You may also like to check other snack recipes:
Raw banan bajji and
Ragda Chaat Recipe | Matar Chaat Recipe
RagdaChaat Recipe | Matar Chaat Recipe is one of the popular evening snacks made with potatoes and white peas garnished with onions, tomatoes, poha and fried peanuts.
Ingredients
- White peas – 1 cup
- Water to soak
- Potato – 1 medium size
- Turmeric powder – ½ tbsp.
- Crystal salt – ½ tbsp.
- Oil – 4 tbsp.
- Cumin seeds/ jeera – ½ tbsp.
- Dry red chillies – 2 No.
- Onions – ½ cup
- Ginger garlic paste – ½ tbsp.
- Tomatoes – ½ cup
- Salt – 1 tbsp.
- Cumin powder – ½ tbsp.
- Coriander powder – ½ tbsp.
- Red chilli powder – 1 tbsp.
- Chat masala – 1 tbsp.
- Garam masala powder – ¼ tbsp.
- Fried corn flakes – 2 tbsp.
- Fired peanuts – 2 tbsp.
- Kara boondi – 2 tbsp.
- Coriander leaves – 2 tbsp.
Instructions
- Soak white peas overnight by adding adequate water.
- Drain water and put peas in a pressure cooker. Put little water, add potato, little turmeric powder, crystal salt and oil and little water.
- Pressure cook on medium flame and for 4 whistle blows so that peas turn soft.
- In a pan, add little oil and fry onions, dry red chillies, ginger-garlic paste and tomatoes.
- Close the lid and cook till tomatoes cook soft, open the lid and sprinkle red chilli powder, turmeric powder, salt, coriander powder, cumin powder, garam masala and chat masala powder.
- On other hand, when peas are cooked, transfer potato and peas to another bowl.
- To give a soft texture, put ¼ part of peas along with remaining stock in a mixer grinder and make a soft paste.
- Mash potatoes and put in a tomato base, add remaining peas and put little water and mix.
- Cook for a minute or two till we get a thick gravy. Ragda chaat recipe is ready, serve in a bowl.
- Garnish it with tomato slices, onions, khara boondi, fried peanuts, corn flakes and coriander leaves.
Recipe Video
How to make Ragda chaat recipe:
1. Put white peas in a bowl and pour adequate water to soak overnight.
2. Drain soaked water and put peas in a pressure cooker and add one medium-sized potato.
3. Add little water, sprinkle ¼ tbsp. turmeric powder, crystal salt and 1 tbsp. oil. Pressure cook for 4 whistle blows on medium flame.
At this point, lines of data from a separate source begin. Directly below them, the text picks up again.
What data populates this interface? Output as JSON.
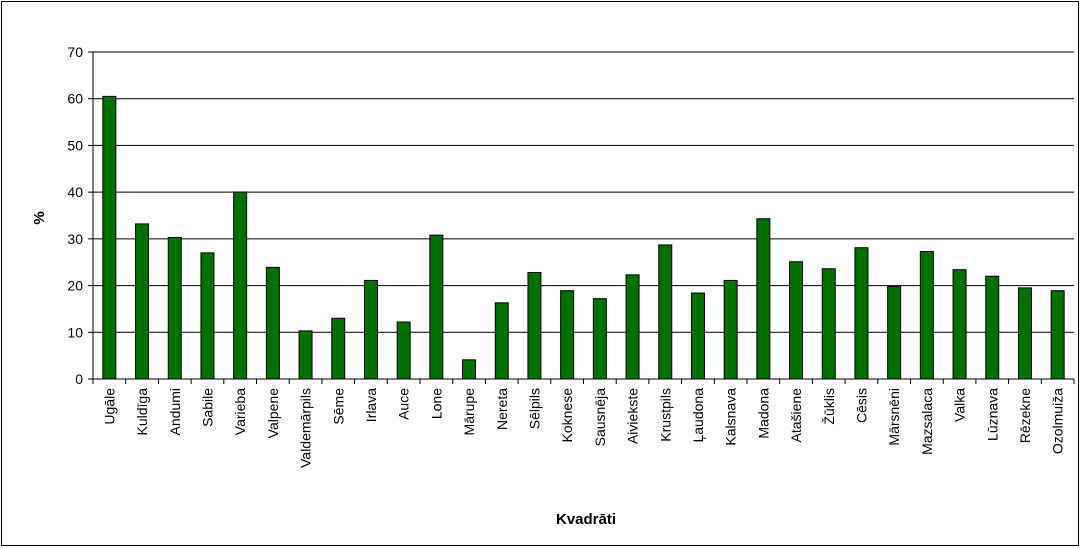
{
  "chart_data": {
    "type": "bar",
    "title": "",
    "xlabel": "Kvadrāti",
    "ylabel": "%",
    "ylim": [
      0,
      70
    ],
    "yticks": [
      0,
      10,
      20,
      30,
      40,
      50,
      60,
      70
    ],
    "grid": true,
    "legend": "none",
    "bar_color": "#007000",
    "categories": [
      "Ugāle",
      "Kuldīga",
      "Andumi",
      "Sabile",
      "Varieba",
      "Valpene",
      "Valdemārpils",
      "Sēme",
      "Irlava",
      "Auce",
      "Lone",
      "Mārupe",
      "Nereta",
      "Sēlpils",
      "Koknese",
      "Sausnēja",
      "Aiviekste",
      "Krustpils",
      "Ļaudona",
      "Kalsnava",
      "Madona",
      "Atašiene",
      "Žūklis",
      "Cēsis",
      "Mārsnēni",
      "Mazsalaca",
      "Valka",
      "Lūznava",
      "Rēzekne",
      "Ozolmuiža"
    ],
    "values": [
      60.5,
      33.2,
      30.3,
      27.0,
      40.0,
      23.9,
      10.3,
      13.0,
      21.1,
      12.2,
      30.8,
      4.1,
      16.3,
      22.8,
      18.9,
      17.2,
      22.3,
      28.7,
      18.4,
      21.1,
      34.3,
      25.1,
      23.6,
      28.1,
      19.8,
      27.3,
      23.4,
      22.0,
      19.5,
      18.9
    ]
  }
}
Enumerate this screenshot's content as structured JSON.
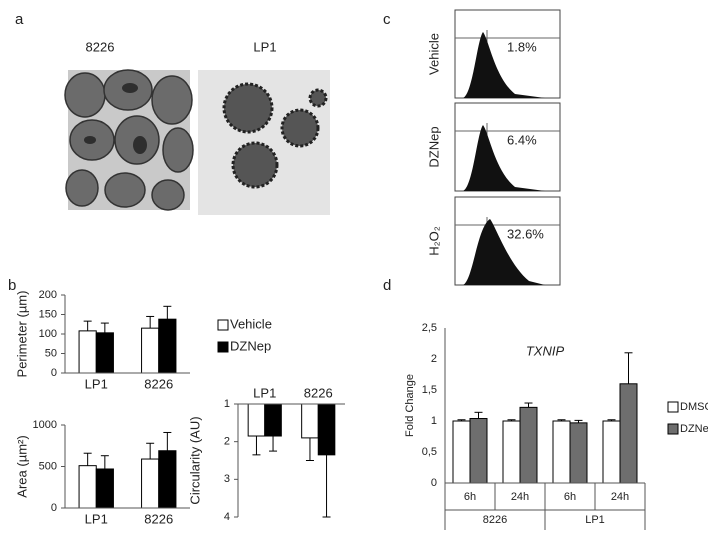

4. Heat 3 tbsp. oil in a pan, dry red chillies, onions and ginger-garlic paste.
5. Add tomatoes and cook for a while with the lid covered till tomatoes turn soft.
6. Sprinkle salt, cumin powder, coriander powder and red chilli powder.
7. Add ¼ tbsp. turmeric powder, chat masala, garam masala powder and mix all spices.
8. Open pressure cooker, remove potato and peas and put them in another vessel.
9. Put ¼ portion of peas along with stock in a mixer grinder and grind to a soft paste. At the same time mash potatoes to paste.
10. Add peas, potato mash and batani paste and adequate water and mix well.
11. Cook for a minute and let gravy turn thick. Serve Ragda chaat recipe in a bowl.
12. Garnish with sliced onions, tomatoes, fried corn flakes, peanuts, khara boondi or mixture and coriander leaves.